Evidence for a mechanosensitive calcium influx into red cells.

Red cells exposed to glycophorin A reactive antibodies and lectins develop a non-specific cation permeability. To determine if this might be due to the activation of a non-selective mechanosensitive channel we have subjected red cells, loaded with a calcium responsive fluorescent probe, to filtration through 5 and 3 microm pores. Calcium entered 28% of normal red cells at the moment of deformation when 3 microm filtered, a finding consistent with the transient activation of a mechanosensitive channel. Red cells containing hemoglobin AC and AS had enhanced calcium responses to filtration. An increased influx of calcium in hemoglobin disorders might play a role in providing protection against Falciparum malaria.

Glycophorin A-mediated haemolysis of normal human erythrocytes: evidence for antigen aggregation in the pathogenesis of immune haemolysis.

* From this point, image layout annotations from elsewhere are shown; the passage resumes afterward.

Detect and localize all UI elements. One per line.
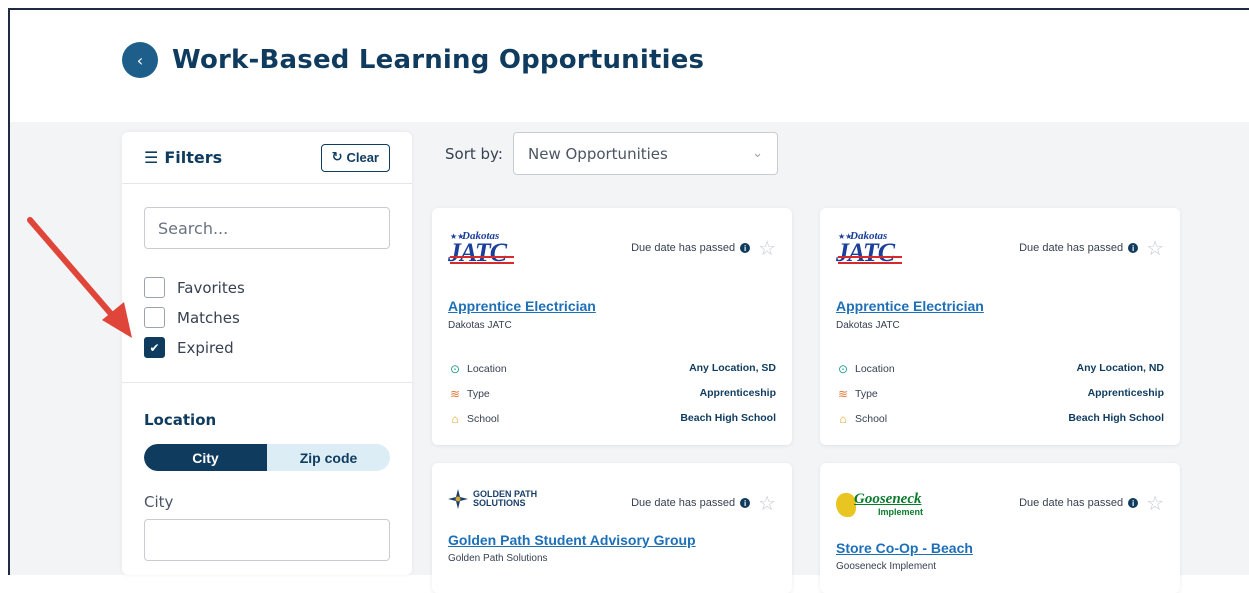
detail-row-type: ≋ Type Apprenticeship	[836, 387, 1164, 401]
detail-row-location: ⊙ Location Any Location, SD	[448, 362, 776, 376]
detail-row-school: ⌂ School Beach High School	[836, 412, 1164, 426]
page-header: ‹ Work-Based Learning Opportunities	[122, 42, 704, 78]
detail-value: Beach High School	[1068, 412, 1164, 424]
golden-path-logo: GOLDEN PATH SOLUTIONS	[448, 489, 537, 509]
detail-label: School	[467, 413, 500, 425]
opportunity-title-link[interactable]: Store Co-Op - Beach	[836, 540, 973, 556]
annotation-arrow-icon	[27, 217, 132, 338]
due-status-text: Due date has passed	[631, 497, 736, 509]
detail-value: Any Location, SD	[689, 362, 776, 374]
detail-value: Any Location, ND	[1076, 362, 1164, 374]
layers-icon: ≋	[449, 387, 461, 401]
city-input[interactable]	[144, 519, 390, 561]
matches-label: Matches	[177, 308, 240, 327]
location-heading: Location	[144, 411, 217, 429]
detail-label: School	[855, 413, 888, 425]
filters-panel: ☰ Filters ↻ Clear Search... Favorites Ma…	[122, 132, 412, 575]
opportunity-card[interactable]: GOLDEN PATH SOLUTIONS Due date has passed…	[432, 463, 792, 593]
info-icon[interactable]: i	[1128, 243, 1139, 253]
due-status-text: Due date has passed	[1019, 242, 1124, 254]
organization-name: Dakotas JATC	[836, 320, 900, 331]
detail-row-school: ⌂ School Beach High School	[448, 412, 776, 426]
info-icon[interactable]: i	[740, 243, 751, 253]
opportunity-title-link[interactable]: Golden Path Student Advisory Group	[448, 532, 696, 548]
back-button[interactable]: ‹	[122, 42, 158, 78]
favorites-checkbox-row[interactable]: Favorites	[144, 277, 245, 298]
detail-value: Apprenticeship	[699, 387, 776, 399]
gooseneck-logo: Gooseneck Implement	[836, 491, 926, 521]
detail-label: Location	[855, 363, 895, 375]
favorites-label: Favorites	[177, 278, 245, 297]
info-icon[interactable]: i	[740, 498, 751, 508]
favorite-star-icon[interactable]: ☆	[758, 238, 776, 258]
clear-button-label: Clear	[346, 150, 379, 165]
search-input[interactable]: Search...	[144, 207, 390, 249]
favorite-star-icon[interactable]: ☆	[1146, 493, 1164, 513]
due-status: Due date has passed i ☆	[631, 238, 776, 258]
sort-label: Sort by:	[445, 145, 503, 163]
favorite-star-icon[interactable]: ☆	[1146, 238, 1164, 258]
opportunity-title-link[interactable]: Apprentice Electrician	[836, 298, 984, 314]
sort-value: New Opportunities	[528, 144, 668, 163]
city-toggle-button[interactable]: City	[144, 444, 267, 471]
location-pin-icon: ⊙	[449, 362, 461, 376]
clear-button[interactable]: ↻ Clear	[320, 143, 390, 172]
expired-checkbox[interactable]: ✔	[144, 337, 165, 358]
location-pin-icon: ⊙	[837, 362, 849, 376]
checkmark-icon: ✔	[149, 340, 160, 355]
favorite-star-icon[interactable]: ☆	[758, 493, 776, 513]
matches-checkbox-row[interactable]: Matches	[144, 307, 240, 328]
detail-row-location: ⊙ Location Any Location, ND	[836, 362, 1164, 376]
opportunity-card[interactable]: Gooseneck Implement Due date has passed …	[820, 463, 1180, 593]
due-status: Due date has passed i ☆	[1019, 238, 1164, 258]
organization-name: Golden Path Solutions	[448, 553, 548, 564]
detail-value: Beach High School	[680, 412, 776, 424]
detail-label: Type	[855, 388, 878, 400]
due-status: Due date has passed i ☆	[631, 493, 776, 513]
filters-title-text: Filters	[164, 148, 223, 167]
golden-path-logo-text: GOLDEN PATH SOLUTIONS	[473, 489, 538, 508]
zip-toggle-button[interactable]: Zip code	[267, 444, 390, 471]
opportunity-card[interactable]: ★★ Dakotas JATC Due date has passed i ☆ Ap…	[820, 208, 1180, 445]
dakotas-jatc-logo: ★★ Dakotas JATC	[448, 230, 520, 270]
school-icon: ⌂	[839, 412, 847, 426]
opportunity-card[interactable]: ★★ Dakotas JATC Due date has passed i ☆ Ap…	[432, 208, 792, 445]
organization-name: Dakotas JATC	[448, 320, 512, 331]
favorites-checkbox[interactable]	[144, 277, 165, 298]
compass-icon	[448, 489, 468, 509]
organization-name: Gooseneck Implement	[836, 561, 937, 572]
location-mode-toggle: City Zip code	[144, 444, 390, 471]
due-status-text: Due date has passed	[1019, 497, 1124, 509]
expired-label: Expired	[177, 338, 234, 357]
city-label: City	[144, 493, 174, 511]
dakotas-jatc-logo: ★★ Dakotas JATC	[836, 230, 908, 270]
matches-checkbox[interactable]	[144, 307, 165, 328]
detail-label: Type	[467, 388, 490, 400]
refresh-icon: ↻	[331, 150, 343, 165]
due-status-text: Due date has passed	[631, 242, 736, 254]
goose-icon	[836, 493, 856, 517]
info-icon[interactable]: i	[1128, 498, 1139, 508]
due-status: Due date has passed i ☆	[1019, 493, 1164, 513]
page-title: Work-Based Learning Opportunities	[172, 45, 705, 75]
school-icon: ⌂	[451, 412, 459, 426]
expired-checkbox-row[interactable]: ✔ Expired	[144, 337, 234, 358]
sort-dropdown[interactable]: New Opportunities ⌄	[513, 132, 778, 175]
filters-title: ☰ Filters	[144, 148, 222, 167]
detail-label: Location	[467, 363, 507, 375]
sliders-icon: ☰	[144, 148, 159, 167]
filters-header: ☰ Filters ↻ Clear	[122, 132, 412, 184]
filters-divider	[122, 382, 412, 383]
detail-value: Apprenticeship	[1087, 387, 1164, 399]
chevron-down-icon: ⌄	[752, 146, 763, 161]
opportunity-title-link[interactable]: Apprentice Electrician	[448, 298, 596, 314]
detail-row-type: ≋ Type Apprenticeship	[448, 387, 776, 401]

The inexplicable severity of anti-Pr autoimmune haemolytic anaemia led us to test the hypothesis that the haemolysis was primarily due to a change in the function of glycophorin A, on which the Pr antigen is located. The lectins Maclura pomifera and wheat germ agglutinin that bind to glycophorin A induced the haemolysis of normal erythrocytes in vitro. Lectin binding led to an increase in erythrocyte membrane permeability to sodium and potassium, the former resulting in an influx of water and subsequent haemolysis. The response was glycophorin A specific as Concanavalin A, which binds to band 3, did not cause haemolysis and peanut agglutinin only did so after removal of erythrocyte sialic acid. The lectin-induced cation leak was not mediated by activation of cation channels as the inhibitors, tetrodotoxin, amiloride and 4,4' disothiocyanate stilbene 2,2'disulphonate, had no effect, suggesting that the haemolysis was due to exacerbation of the inherent cation permeability of the erythrocyte membrane. A human IgAK anti-Pr autoantibody and a mouse anti-human glycophorin A antibody increased erythrocyte permeability to sodium. The role of glycophorin A in stabilizing and, upon aggregation, destabilizing the phospholipid bilayer is discussed. Our findings may help explain the severity of anti-Pr autoimmune haemolytic anaemia and other pathophysiological changes in human erythrocytes.